Par souci de clarté, il ne faudrait pas laisser entendre qu’on doit donner la priorité exclusivement aux nouveaux arrivants potentiels dans les catégories de travailleurs très spécialisés. Après tout, les Canadiens apprennent que les nouveaux arrivants apportent des contributions démesurées dans certains secteurs dans lesquels les salaires sont moindres, dont la santé ou les soins de longue durée, dans lesquels les fortes pénuries de travailleurs pénalisent dans l’ensemble le bien‑être de nombreux Canadiens. En outre, les riches données longitudinales qui tracent les parcours des immigrants sur plusieurs décennies nous apprennent que les enfants des immigrants gagnent des salaires égaux ou même supérieurs à leurs collègues — de l’ordre de presque 30 % pour les enfants de 30 ans des familles d’immigrants pour des motifs économiques (graphique 10). Or, ils ne devraient pas attendre une génération pour corriger ces déficits. 

Graphique 10 : La deuxième génération rattrape ou dépasse (les parents et les collègues)

Pour amenuiser les discordances entre la formation et l’emploi, il faudra compter sur la collaboration dans l’ensemble des secteurs.

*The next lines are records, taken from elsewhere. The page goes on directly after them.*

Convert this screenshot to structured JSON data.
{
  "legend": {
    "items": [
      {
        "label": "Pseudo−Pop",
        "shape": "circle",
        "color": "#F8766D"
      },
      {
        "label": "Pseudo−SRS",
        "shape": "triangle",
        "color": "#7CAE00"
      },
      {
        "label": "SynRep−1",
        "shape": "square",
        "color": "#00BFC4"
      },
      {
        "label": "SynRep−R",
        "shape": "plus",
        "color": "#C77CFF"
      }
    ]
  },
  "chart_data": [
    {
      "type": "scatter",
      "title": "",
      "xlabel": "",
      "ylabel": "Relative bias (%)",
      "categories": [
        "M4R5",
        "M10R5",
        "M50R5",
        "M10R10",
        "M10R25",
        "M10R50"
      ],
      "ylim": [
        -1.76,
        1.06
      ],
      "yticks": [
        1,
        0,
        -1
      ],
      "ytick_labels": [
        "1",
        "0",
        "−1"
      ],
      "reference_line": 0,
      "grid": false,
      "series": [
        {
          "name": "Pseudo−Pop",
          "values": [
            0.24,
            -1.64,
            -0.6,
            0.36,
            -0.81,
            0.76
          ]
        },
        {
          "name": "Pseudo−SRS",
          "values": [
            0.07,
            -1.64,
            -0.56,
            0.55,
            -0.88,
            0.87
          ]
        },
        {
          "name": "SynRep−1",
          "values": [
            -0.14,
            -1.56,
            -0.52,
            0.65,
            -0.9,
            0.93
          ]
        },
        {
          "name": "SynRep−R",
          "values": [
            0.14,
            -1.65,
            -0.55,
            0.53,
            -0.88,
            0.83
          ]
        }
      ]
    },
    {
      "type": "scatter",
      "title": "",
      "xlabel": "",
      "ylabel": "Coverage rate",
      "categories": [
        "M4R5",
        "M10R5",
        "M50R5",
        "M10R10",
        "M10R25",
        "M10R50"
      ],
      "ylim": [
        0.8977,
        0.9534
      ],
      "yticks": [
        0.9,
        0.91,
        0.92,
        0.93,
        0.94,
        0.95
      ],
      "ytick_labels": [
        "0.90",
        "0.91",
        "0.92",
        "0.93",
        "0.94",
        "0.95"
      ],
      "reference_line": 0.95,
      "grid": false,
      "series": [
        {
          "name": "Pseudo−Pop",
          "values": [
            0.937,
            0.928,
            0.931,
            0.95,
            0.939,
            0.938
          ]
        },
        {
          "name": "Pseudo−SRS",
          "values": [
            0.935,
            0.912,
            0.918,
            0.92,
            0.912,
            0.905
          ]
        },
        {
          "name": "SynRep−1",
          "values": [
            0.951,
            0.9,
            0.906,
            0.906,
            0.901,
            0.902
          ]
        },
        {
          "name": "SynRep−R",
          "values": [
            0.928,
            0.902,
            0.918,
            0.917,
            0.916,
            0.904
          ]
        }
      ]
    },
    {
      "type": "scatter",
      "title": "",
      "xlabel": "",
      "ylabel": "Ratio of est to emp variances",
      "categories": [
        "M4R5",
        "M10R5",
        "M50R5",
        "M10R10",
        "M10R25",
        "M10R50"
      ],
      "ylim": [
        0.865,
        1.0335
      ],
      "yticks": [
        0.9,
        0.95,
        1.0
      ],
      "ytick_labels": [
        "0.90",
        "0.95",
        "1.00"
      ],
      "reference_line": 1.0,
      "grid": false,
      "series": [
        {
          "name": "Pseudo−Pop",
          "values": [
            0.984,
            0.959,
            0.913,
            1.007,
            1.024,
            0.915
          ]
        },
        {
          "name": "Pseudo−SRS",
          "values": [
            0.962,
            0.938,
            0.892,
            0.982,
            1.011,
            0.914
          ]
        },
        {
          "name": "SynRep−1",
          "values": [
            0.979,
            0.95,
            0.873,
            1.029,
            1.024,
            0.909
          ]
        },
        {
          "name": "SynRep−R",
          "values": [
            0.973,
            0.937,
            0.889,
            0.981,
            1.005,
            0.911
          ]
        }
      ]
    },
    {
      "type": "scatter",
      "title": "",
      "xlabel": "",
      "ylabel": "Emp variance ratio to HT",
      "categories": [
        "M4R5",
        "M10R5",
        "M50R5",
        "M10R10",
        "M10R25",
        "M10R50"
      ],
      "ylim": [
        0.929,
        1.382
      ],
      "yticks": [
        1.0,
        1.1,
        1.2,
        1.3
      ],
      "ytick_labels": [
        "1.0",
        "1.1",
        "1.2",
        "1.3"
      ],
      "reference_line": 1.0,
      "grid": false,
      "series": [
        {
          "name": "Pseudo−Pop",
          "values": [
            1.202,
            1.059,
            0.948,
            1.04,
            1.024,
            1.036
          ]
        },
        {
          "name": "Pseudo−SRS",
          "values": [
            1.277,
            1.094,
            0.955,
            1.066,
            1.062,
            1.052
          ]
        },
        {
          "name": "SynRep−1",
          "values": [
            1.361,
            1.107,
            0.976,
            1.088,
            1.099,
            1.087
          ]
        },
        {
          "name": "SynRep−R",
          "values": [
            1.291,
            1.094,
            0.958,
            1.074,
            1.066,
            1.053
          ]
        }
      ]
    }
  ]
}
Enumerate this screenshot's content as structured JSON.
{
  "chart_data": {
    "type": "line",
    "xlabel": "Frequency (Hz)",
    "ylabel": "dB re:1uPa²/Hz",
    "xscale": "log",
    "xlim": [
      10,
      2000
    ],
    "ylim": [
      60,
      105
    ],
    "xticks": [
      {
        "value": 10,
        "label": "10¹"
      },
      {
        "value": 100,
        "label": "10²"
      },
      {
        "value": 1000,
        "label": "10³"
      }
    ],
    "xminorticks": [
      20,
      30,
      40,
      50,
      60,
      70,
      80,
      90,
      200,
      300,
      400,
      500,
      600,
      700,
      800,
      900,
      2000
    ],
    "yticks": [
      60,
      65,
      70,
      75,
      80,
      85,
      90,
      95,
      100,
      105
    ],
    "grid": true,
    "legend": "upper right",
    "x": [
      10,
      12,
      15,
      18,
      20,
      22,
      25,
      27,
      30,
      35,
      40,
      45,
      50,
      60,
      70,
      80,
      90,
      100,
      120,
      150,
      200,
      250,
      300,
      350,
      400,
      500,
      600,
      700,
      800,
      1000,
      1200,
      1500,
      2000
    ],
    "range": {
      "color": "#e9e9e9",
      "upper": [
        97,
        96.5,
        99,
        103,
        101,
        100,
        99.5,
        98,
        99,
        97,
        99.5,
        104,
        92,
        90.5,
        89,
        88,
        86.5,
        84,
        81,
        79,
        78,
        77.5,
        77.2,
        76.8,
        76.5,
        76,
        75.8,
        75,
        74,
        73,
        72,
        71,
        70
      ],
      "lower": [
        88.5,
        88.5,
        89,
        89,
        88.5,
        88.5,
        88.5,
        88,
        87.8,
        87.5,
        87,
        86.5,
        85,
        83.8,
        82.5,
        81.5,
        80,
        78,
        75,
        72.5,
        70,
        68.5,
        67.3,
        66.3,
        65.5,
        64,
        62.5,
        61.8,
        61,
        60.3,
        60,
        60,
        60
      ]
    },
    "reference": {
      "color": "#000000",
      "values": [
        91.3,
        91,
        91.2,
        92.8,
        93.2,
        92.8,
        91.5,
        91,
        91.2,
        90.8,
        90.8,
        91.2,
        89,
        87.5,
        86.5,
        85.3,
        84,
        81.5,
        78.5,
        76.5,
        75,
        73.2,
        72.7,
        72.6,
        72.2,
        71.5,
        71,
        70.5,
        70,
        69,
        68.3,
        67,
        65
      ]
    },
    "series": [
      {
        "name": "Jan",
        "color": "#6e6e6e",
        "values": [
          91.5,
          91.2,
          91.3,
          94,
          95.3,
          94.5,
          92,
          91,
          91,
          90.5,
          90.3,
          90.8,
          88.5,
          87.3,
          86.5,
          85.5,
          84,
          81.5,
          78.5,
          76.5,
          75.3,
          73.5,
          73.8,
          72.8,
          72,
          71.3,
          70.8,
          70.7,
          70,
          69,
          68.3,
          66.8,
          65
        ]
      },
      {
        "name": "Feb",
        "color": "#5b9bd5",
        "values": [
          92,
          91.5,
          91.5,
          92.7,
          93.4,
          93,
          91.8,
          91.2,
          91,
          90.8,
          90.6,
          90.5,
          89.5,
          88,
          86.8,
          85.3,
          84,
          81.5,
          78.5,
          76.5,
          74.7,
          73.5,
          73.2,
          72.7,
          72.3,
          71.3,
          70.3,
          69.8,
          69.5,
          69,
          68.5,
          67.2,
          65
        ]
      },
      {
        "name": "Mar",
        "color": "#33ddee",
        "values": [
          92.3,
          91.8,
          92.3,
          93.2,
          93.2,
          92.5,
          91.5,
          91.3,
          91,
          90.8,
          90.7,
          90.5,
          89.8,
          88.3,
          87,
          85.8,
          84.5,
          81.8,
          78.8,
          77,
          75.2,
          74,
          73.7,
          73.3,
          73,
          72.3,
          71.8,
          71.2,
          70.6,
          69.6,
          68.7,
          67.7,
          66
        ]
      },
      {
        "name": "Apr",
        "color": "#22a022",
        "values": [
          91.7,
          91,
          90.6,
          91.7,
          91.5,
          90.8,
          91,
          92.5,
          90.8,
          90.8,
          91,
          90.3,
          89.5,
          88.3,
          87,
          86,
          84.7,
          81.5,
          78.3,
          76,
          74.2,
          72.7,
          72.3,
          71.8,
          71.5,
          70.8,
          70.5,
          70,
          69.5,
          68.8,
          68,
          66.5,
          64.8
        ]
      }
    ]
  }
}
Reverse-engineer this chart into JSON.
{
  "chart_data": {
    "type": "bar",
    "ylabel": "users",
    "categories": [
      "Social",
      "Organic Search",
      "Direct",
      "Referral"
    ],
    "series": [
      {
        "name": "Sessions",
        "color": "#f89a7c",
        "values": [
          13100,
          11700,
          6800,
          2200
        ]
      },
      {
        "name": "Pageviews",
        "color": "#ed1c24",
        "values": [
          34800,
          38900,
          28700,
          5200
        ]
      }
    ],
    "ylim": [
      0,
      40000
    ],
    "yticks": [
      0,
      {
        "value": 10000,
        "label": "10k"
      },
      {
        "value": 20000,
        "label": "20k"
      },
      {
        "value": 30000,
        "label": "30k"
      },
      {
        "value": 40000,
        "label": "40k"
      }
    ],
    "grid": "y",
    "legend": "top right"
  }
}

Tous les paliers de gouvernement, le secteur privé, les établissements d’enseignement et les secteurs d’impact social ont un rôle évident à jouer en surmontant certains obstacles qui pourraient empêcher les néo‑Canadiens d’avoir accès à des emplois significatifs et enrichissants, qui correspondent à leur formation et à leur expérience au fil des ans et d’améliorer substantiellement le bien‑être de leur ménage. S’il y a déjà toute une série de programmes d’aide pour l’établissement des nouveaux arrivants, très peu sont optimisés pour les besoins de l’emploi (graphique 11). 

Graphique 11 : Recours aux services d'installation au pays

Il est improbable que des changements rapides se produisent du jour au lendemain — en raison des heurts et des obstacles légitimes dans la colonne de l’offre comme dans celle de la demande —; pourtant, hausser les ambitions collectives pourrait accélérer le progrès. Un « passeport pour l’accessibilité en milieu de travail » à l’intention des nouveaux arrivants, par exemple, pourrait tracer les objectifs aspirationnels qu’établiraient les nouveaux arrivants eux‑mêmes en se donnant un plan de 5 ans — avec de l’aide potentielle — pour y arriver. Ils pourraient commencer dans des postes moins spécialisés comme point d’accès dans leur nouveau pays et dans leur nouveau contexte, mais avoir l’occasion de suivre un meilleur parcours à la longue et avoir accès à des fonctions plus spécialisées et mieux rémunérées. Les gouvernements pourraient encourager l’accès à la propriété des entreprises en priorisant les courants d’immigration dans les secteurs et chez les employeurs qui s’engagent à favoriser ces passeports transférables dans une structure‑cadre plus vaste, qui tient compte de la contribution sectorielle au potentiel de croissance, du palmarès de ce secteur dans l’investissement consacré à la productivité du capital et de la main‑d’œuvre, ainsi que de son rôle essentiel dans la société.

Ce parcours ne doit pas prendre fin quand les nouveaux arrivants s’installent au Canada et intègrent la population active; il devrait plutôt s’agir du début de ce parcours. Les postes d’accès au marché du travail pourraient constituer un tremplin, et non nécessairement la destination finale, lorsque les nouveaux arrivants commencent à améliorer leur propre bien‑être en contribuant à l’économie et à la société du Canada. Au‑delà des arguments moraux, la concurrence est appelée à s’aviver pour les jeunes talents très instruits et mobiles à l’heure où la population active prend mondialement de l’âge. Ces nouveaux arrivants iront dans les secteurs dans lesquels leur talent est le mieux reconnu et rétribué comme il se doit.